Downtown Fargo Urban Infill Competition
Client: Kilbourne Group
Design: Monolab, team: J.W. van Kuilenburg with H. Varela Morales, I. Planelles Naya, G. Pastore
Year: 2010
RE-ACTIVE TISSUE
…a small scale pedestrian paradise
.
INTEGRATED DESIGN
Downtown Fargo can be re-activated if it escapes from its generic grid and its vehicle-driven urbanism. In order to generate social space with natural flow, connectivity and surprise, our design is very well embedded and more than an infill. The efficiency and generic character of Fargo’s current urban grid is very helpful to Re-Active Tissue.
STACKED PROGRAM
Fargo will densify if it fulfills the need of an improved public environment. Stacking different functions will enrich urban programming and improve user and visitor densities. From bottom to top we stacked parking, retail, office and residential programs in a mosaic layout. Retail space is situated at ground floor (city floor). At higher floors retail is to be avoided as it will decrease public life at street level. Office space is placed in between retail and apartments in the upper floors. A roof scape on top of the project makes an environment for privileged penthouses.
TISSUE
An urban tissue solves many issues. If we are to avoid public indoor space, the harsh Fargo winter climate requires a small scale urban layout with narrow streets that protects pedestrians. For a human and friendly living environment the project is as flat as possible. It makes cross connections to other downtown city blocks. In addition to the given program we planned a square with cultural core at its heart.
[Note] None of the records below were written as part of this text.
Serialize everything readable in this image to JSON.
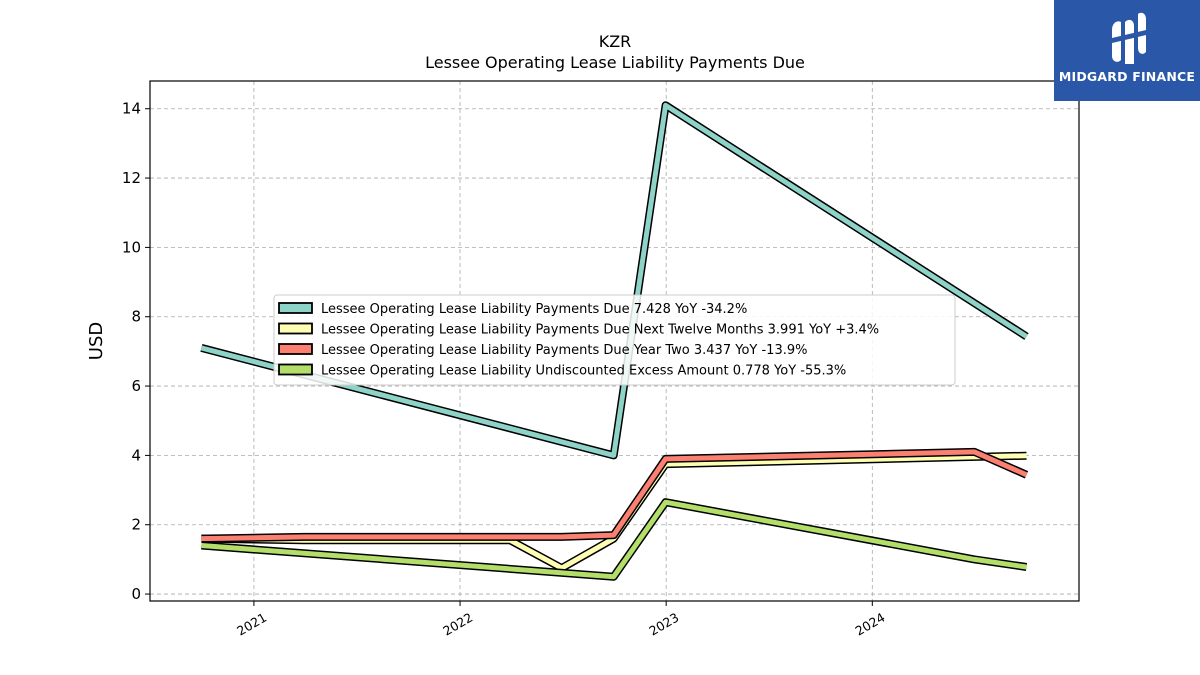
{
  "brand": {
    "name": "MIDGARD FINANCE",
    "background": "#2b57a8"
  },
  "chart_data": {
    "type": "line",
    "title": "KZR",
    "subtitle": "Lessee Operating Lease Liability Payments Due",
    "xlabel": "",
    "ylabel": "USD",
    "x_axis": {
      "type": "date",
      "range": [
        "2020-07-01",
        "2025-01-01"
      ],
      "ticks": [
        "2021",
        "2022",
        "2023",
        "2024"
      ]
    },
    "y_axis": {
      "range": [
        -0.2,
        14.8
      ],
      "ticks": [
        0,
        2,
        4,
        6,
        8,
        10,
        12,
        14
      ]
    },
    "grid": true,
    "legend": {
      "placement": "center-left"
    },
    "series": [
      {
        "name": "Lessee Operating Lease Liability Payments Due",
        "legend_label": "Lessee Operating Lease Liability Payments Due  7.428 YoY -34.2%",
        "color": "#8dd3c7",
        "points": [
          [
            "2020-09-30",
            7.1
          ],
          [
            "2022-09-30",
            4.0
          ],
          [
            "2022-12-31",
            14.1
          ],
          [
            "2024-09-30",
            7.43
          ]
        ]
      },
      {
        "name": "Lessee Operating Lease Liability Payments Due Next Twelve Months",
        "legend_label": "Lessee Operating Lease Liability Payments Due Next Twelve Months  3.991 YoY +3.4%",
        "color": "#ffffb3",
        "points": [
          [
            "2020-09-30",
            1.6
          ],
          [
            "2021-03-31",
            1.55
          ],
          [
            "2022-03-31",
            1.55
          ],
          [
            "2022-06-30",
            0.75
          ],
          [
            "2022-09-30",
            1.6
          ],
          [
            "2022-12-31",
            3.75
          ],
          [
            "2024-09-30",
            3.99
          ]
        ]
      },
      {
        "name": "Lessee Operating Lease Liability Payments Due Year Two",
        "legend_label": "Lessee Operating Lease Liability Payments Due Year Two  3.437 YoY -13.9%",
        "color": "#fb8072",
        "points": [
          [
            "2020-09-30",
            1.6
          ],
          [
            "2021-03-31",
            1.65
          ],
          [
            "2022-06-30",
            1.65
          ],
          [
            "2022-09-30",
            1.7
          ],
          [
            "2022-12-31",
            3.9
          ],
          [
            "2024-06-30",
            4.1
          ],
          [
            "2024-09-30",
            3.44
          ]
        ]
      },
      {
        "name": "Lessee Operating Lease Liability Undiscounted Excess Amount",
        "legend_label": "Lessee Operating Lease Liability Undiscounted Excess Amount  0.778 YoY -55.3%",
        "color": "#b3de69",
        "points": [
          [
            "2020-09-30",
            1.4
          ],
          [
            "2022-09-30",
            0.5
          ],
          [
            "2022-12-31",
            2.65
          ],
          [
            "2024-06-30",
            1.0
          ],
          [
            "2024-09-30",
            0.78
          ]
        ]
      }
    ]
  }
}
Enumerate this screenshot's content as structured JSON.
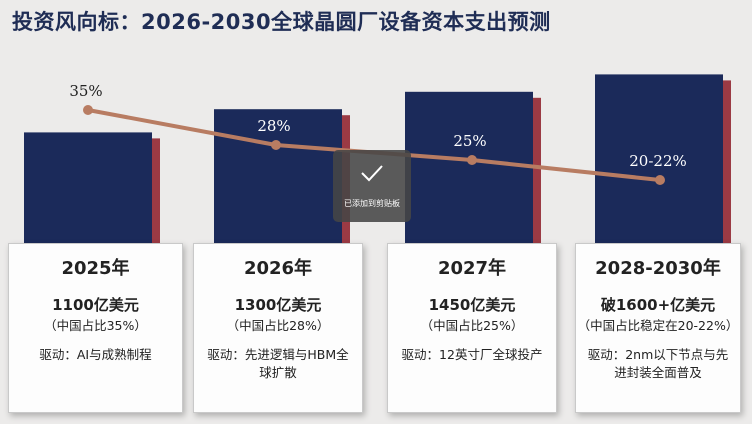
{
  "title": "投资风向标：2026-2030全球晶圆厂设备资本支出预测",
  "chart_data": {
    "type": "bar",
    "categories": [
      "2025年",
      "2026年",
      "2027年",
      "2028-2030年"
    ],
    "values": [
      1100,
      1300,
      1450,
      1600
    ],
    "unit": "亿美元",
    "line_series": {
      "values": [
        35,
        28,
        25,
        21
      ],
      "labels": [
        "35%",
        "28%",
        "25%",
        "20-22%"
      ]
    },
    "colors": {
      "bar": "#1b2a5a",
      "bar_shadow": "#9b3a44",
      "line": "#b87c62"
    }
  },
  "cards": [
    {
      "year": "2025年",
      "amount": "1100亿美元",
      "share": "（中国占比35%）",
      "driver": "驱动：AI与成熟制程"
    },
    {
      "year": "2026年",
      "amount": "1300亿美元",
      "share": "（中国占比28%）",
      "driver": "驱动：先进逻辑与HBM全球扩散"
    },
    {
      "year": "2027年",
      "amount": "1450亿美元",
      "share": "（中国占比25%）",
      "driver": "驱动：12英寸厂全球投产"
    },
    {
      "year": "2028-2030年",
      "amount": "破1600+亿美元",
      "share": "（中国占比稳定在20-22%）",
      "driver": "驱动：2nm以下节点与先进封装全面普及"
    }
  ],
  "toast": {
    "message": "已添加到剪贴板",
    "icon": "check-icon"
  }
}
We keep pedestrians at the city floor and we also take up the current air bridge system. A set of cores serves all floors levels, city floor and parking. So called master cores and sub cores are linked by private pedestrian bridges crossing over pedestrian streets. The project fits into the Renaissance Zone planning. It connects to historic Fargo through classic facades at Broadway and by giving the streets back to the people. It connects to future Fargo through its pedestrian pattern, mixed programming, cultural heart and its comfort. The project’s ambition is to enhance communication between citizens with a focus on the outdoor quality of relaxed public space. Its architecture is largely made of floors and not so much made of dividing walls. Facades and partitions are mainly screen-like, not solid.
PARKING
The project is based on straightforward underground parking facilities with a gold painted concrete cassette ceiling, colored glass cores and specific lighting qualities along its perimeter wall for a permanent exhibition of historic Fargo images. The 8.00-m span parking grid makes the tissue on top feasible.
SUSTAINABILITY
The project has different skins (glass, louvers, solar panels and evergreen ivy) that enhance the performance of the project.The ivy also covers some streets adding up to the overall comfort. All facades have individual tuning through sliding panels and all glass sliding doors. All floor slabs can have hydronic water systems, the most popular and cost effective radiant heating and cooling system available. An energy cell unit and solar roof panels deliver heated and cooled water. The water is pumped through tubing embedded in the concrete floor slabs.
SOCIAL SPACE
True social space goes beyond an efficient grid. At best it is a coherent environment, in which citizens feel comfortable, involved and committed. No more hit and run consumer behavior like in the huge malls, but a healthy, outdoor, human-scaled environment that also offers culture along the commercial and business programs. The layout of the project indeed is derived from old historic European city cores that perform very successfully after their transformation into pedestrian environments.